1. the amount of reading that students do in and out of school was related to reading achievement;
2. children who spend more time on workbook activities versus reading text are more likely to have difficulty reading;
3. children who come from homes where reading is not modeled have difficulty reading; and,
4. students who have difficulty providing details and arguments to support interpretations of what they read have difficulty with reading.


According to the author, time on task is the best predictor for reading success in students. Put simply, more reading is equal to greater academic achievement.

The bottom line--if students read more, their grade improves and they become better students.

Monday, December 19, 2011

Reading During Christmas Break

Are you going to have a little spare time over the holidays?  Want to do something enjoyable and earn some extra credit?  All you have to do is READ!
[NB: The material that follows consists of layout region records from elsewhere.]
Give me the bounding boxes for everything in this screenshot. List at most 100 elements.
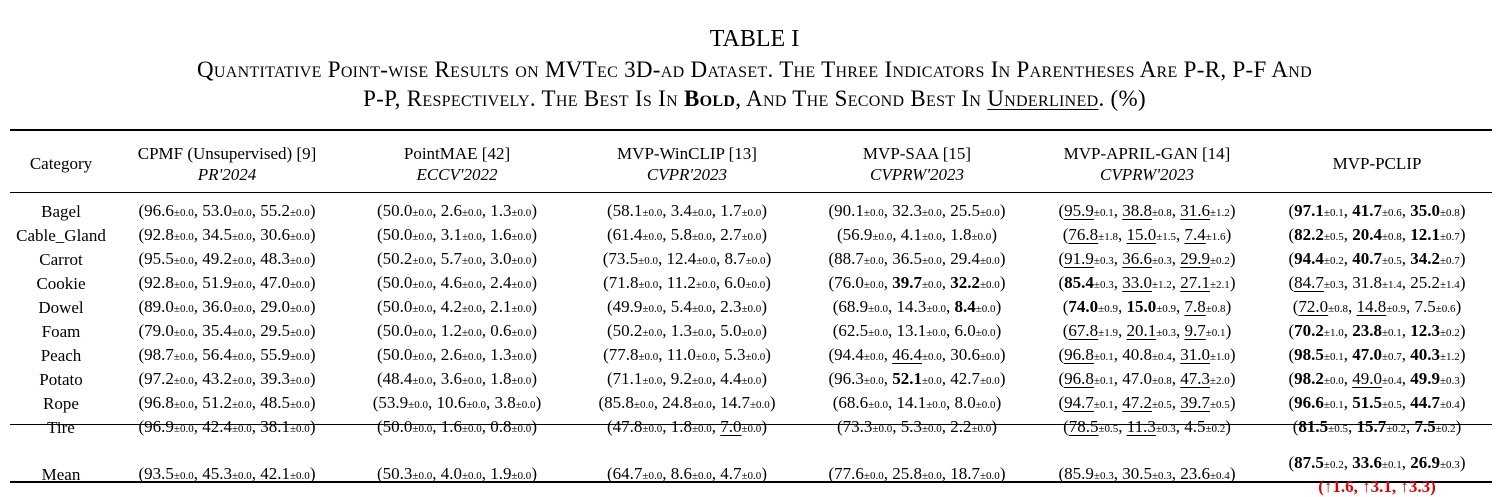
metric-value: 33.0 [1122, 273, 1152, 292]
metric-value: 48.4 [382, 369, 413, 388]
metric-value: 12.3 [1410, 321, 1441, 340]
metric-value: 13.1 [896, 321, 927, 340]
method-venue: CVPRW'2023 [1100, 164, 1194, 184]
result-cell: (50.0±0.0, 3.1±0.0, 1.6±0.0) [377, 225, 537, 244]
metric-value: 58.1 [612, 201, 643, 220]
metric-std: ±0.0 [290, 423, 310, 435]
metric-std: ±0.0 [980, 351, 1000, 363]
metric-value: 96.8 [144, 393, 174, 412]
metric-value: 11.3 [1126, 417, 1156, 436]
metric-std: ±0.0 [638, 351, 659, 363]
bottom-rule [10, 481, 1492, 483]
result-cell: (97.1±0.1, 41.7±0.6, 35.0±0.8) [1288, 201, 1466, 220]
metric-value: 5.3 [724, 345, 746, 364]
metric-std: ±0.0 [642, 375, 663, 387]
metric-std: ±0.0 [408, 399, 428, 411]
result-cell: (98.5±0.1, 47.0±0.7, 40.3±1.2) [1288, 345, 1466, 364]
caption-bold-word: Bold [684, 86, 736, 111]
metric-value: 8.7 [724, 249, 746, 268]
metric-value: 47.0 [1122, 369, 1152, 388]
metric-std: ±0.0 [173, 399, 194, 411]
metric-value: 2.6 [440, 201, 462, 220]
metric-value: 50.0 [382, 321, 413, 340]
method-venue: ECCV'2022 [416, 164, 498, 184]
metric-value: 87.5 [1294, 453, 1324, 472]
metric-value: 12.1 [1410, 225, 1441, 244]
metric-value: 8.6 [670, 463, 692, 483]
improvement-value: ↑3.3 [1400, 477, 1431, 496]
metric-value: 31.6 [1180, 201, 1211, 220]
metric-std: ±0.0 [412, 279, 433, 291]
metric-std: ±0.0 [231, 279, 252, 291]
metric-value: 94.4 [834, 345, 864, 364]
metric-std: ±0.5 [1151, 399, 1172, 411]
metric-std: ±0.6 [1381, 207, 1402, 219]
metric-value: 3.0 [490, 249, 512, 268]
metric-value: 40.3 [1410, 345, 1441, 364]
metric-std: ±0.2 [1210, 255, 1230, 267]
metric-std: ±0.0 [231, 231, 252, 243]
result-cell: (50.0±0.0, 2.6±0.0, 1.3±0.0) [377, 345, 537, 364]
metric-value: 33.6 [1352, 453, 1382, 472]
metric-std: ±0.0 [921, 231, 942, 243]
spacer-row [10, 440, 1492, 452]
metric-value: 56.4 [202, 345, 232, 364]
metric-std: ±0.0 [173, 231, 194, 243]
metric-value: 1.6 [440, 417, 462, 436]
metric-value: 97.2 [144, 369, 174, 388]
metric-std: ±2.1 [1210, 279, 1230, 291]
metric-value: 29.5 [260, 321, 291, 340]
metric-value: 64.7 [612, 463, 643, 483]
metric-value: 85.8 [604, 393, 634, 412]
metric-std: ±0.3 [1155, 423, 1176, 435]
result-cell: (74.0±0.9, 15.0±0.9, 7.8±0.8) [1062, 297, 1232, 316]
metric-std: ±0.0 [921, 279, 942, 291]
metric-value: 15.0 [1126, 297, 1157, 316]
metric-value: 29.9 [1180, 249, 1211, 268]
method-name: MVP-WinCLIP [13] [617, 143, 757, 163]
metric-std: ±0.0 [745, 351, 766, 363]
metric-std: ±0.0 [461, 207, 482, 219]
metric-value: 1.8 [490, 369, 512, 388]
result-cell: (61.4±0.0, 5.8±0.0, 2.7±0.0) [607, 225, 767, 244]
category-cell: Mean [41, 464, 81, 484]
metric-std: ±0.0 [696, 255, 717, 267]
result-cell: (90.1±0.0, 32.3±0.0, 25.5±0.0) [828, 201, 1006, 220]
method-name: MVP-APRIL-GAN [14] [1063, 143, 1231, 163]
metric-std: ±0.0 [290, 303, 310, 315]
metric-std: ±0.0 [461, 375, 482, 387]
metric-std: ±0.0 [750, 399, 770, 411]
metric-std: ±0.0 [511, 255, 532, 267]
result-cell: (77.6±0.0, 25.8±0.0, 18.7±0.0) [828, 463, 1006, 483]
metric-std: ±0.0 [511, 207, 532, 219]
metric-std: ±0.0 [691, 327, 712, 339]
table-row: Foam (79.0±0.0, 35.4±0.0, 29.5±0.0) (50.0±… [10, 320, 1492, 344]
result-cell: (79.0±0.0, 35.4±0.0, 29.5±0.0) [138, 321, 316, 340]
metric-std: ±0.0 [863, 255, 884, 267]
metric-value: 70.2 [1294, 321, 1324, 340]
metric-std: ±0.5 [1328, 423, 1348, 435]
metric-value: 5.3 [900, 417, 922, 436]
metric-std: ±0.1 [1205, 327, 1226, 339]
mean-values: (87.5±0.2, 33.6±0.1, 26.9±0.3) [1288, 453, 1466, 472]
result-cell: (50.0±0.0, 1.6±0.0, 0.8±0.0) [377, 417, 537, 436]
method-name: MVP-PCLIP [1332, 154, 1422, 173]
metric-std: ±0.5 [1381, 399, 1402, 411]
metric-std: ±0.8 [1328, 303, 1348, 315]
result-cell: (48.4±0.0, 3.6±0.0, 1.8±0.0) [377, 369, 537, 388]
metric-value: 88.7 [834, 249, 864, 268]
metric-value: 50.2 [612, 321, 643, 340]
result-cell: (49.9±0.0, 5.4±0.0, 2.3±0.0) [607, 297, 767, 316]
metric-std: ±0.0 [921, 351, 942, 363]
metric-std: ±0.0 [412, 469, 433, 482]
metric-value: 39.3 [260, 369, 291, 388]
metric-std: ±0.0 [691, 231, 712, 243]
metric-value: 42.4 [202, 417, 232, 436]
method-name: MVP-SAA [15] [862, 143, 972, 163]
result-cell: (70.2±1.0, 23.8±0.1, 12.3±0.2) [1288, 321, 1466, 340]
metric-std: ±0.0 [691, 375, 712, 387]
header-row: Category CPMF (Unsupervised) [9] PR'2024 … [10, 135, 1492, 192]
metric-std: ±0.0 [290, 279, 310, 291]
metric-value: 50.2 [382, 249, 413, 268]
metric-std: ±0.7 [1381, 351, 1402, 363]
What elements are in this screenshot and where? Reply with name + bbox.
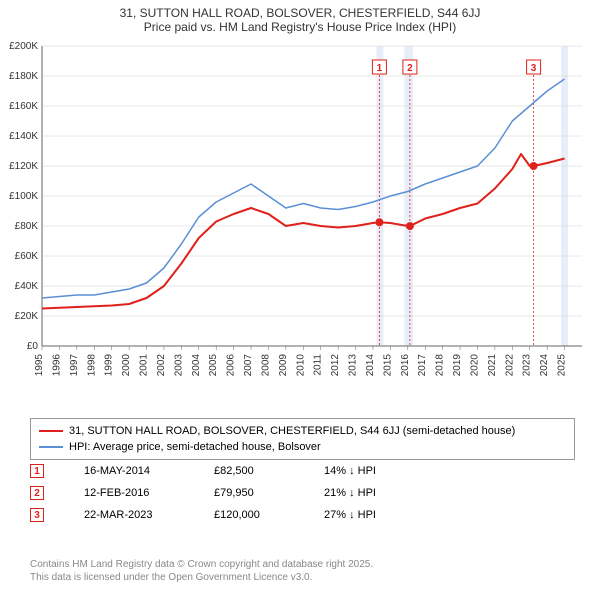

If you complete two or more books over break, and comment on them, you will earn extra credit!  

The best part is the more you read, the more extra credit you earn.  And it will count as minutes on the next Read at Home assignment, too.  A couple of years ago, one student read over 1,400 minutes during Christmas break.  How many books will you read?

Monday, October 11, 2010

Honestly, Why Didn't She Just Lie

Students have to read at home 180 minutes each week to earn an "A."  When she turned in her paper, she had read for 170 minutes.  She's a bright girl and could easily have fudged a few minutes here and there to get up to 180.  So why didn't she?

The Read at Home assignment is based on the honor system.  The only real check is whether or not students comprehend the book and can write about it.  Parents don't have to sign off.  Students fill out their reading times.  And students clearly understand that the more they read, the better their grade.

So why didn't this girl, who is extremely driven by grades, add on enough time to get an A?   Last year we discussed integrity and I was a little surprised and a lot pleased with students' responses.  I thought of this again, and felt good about today's students.

Although Cassie didn't get an "A" she earned a whole lot more.  She got my respect and my appreciation.  For herself, she got a feeling of satisfaction in knowing that she did the right thing, and she is an honorable person.

Why didn't she just lie?  She's way too smart and has way too much integrity for that.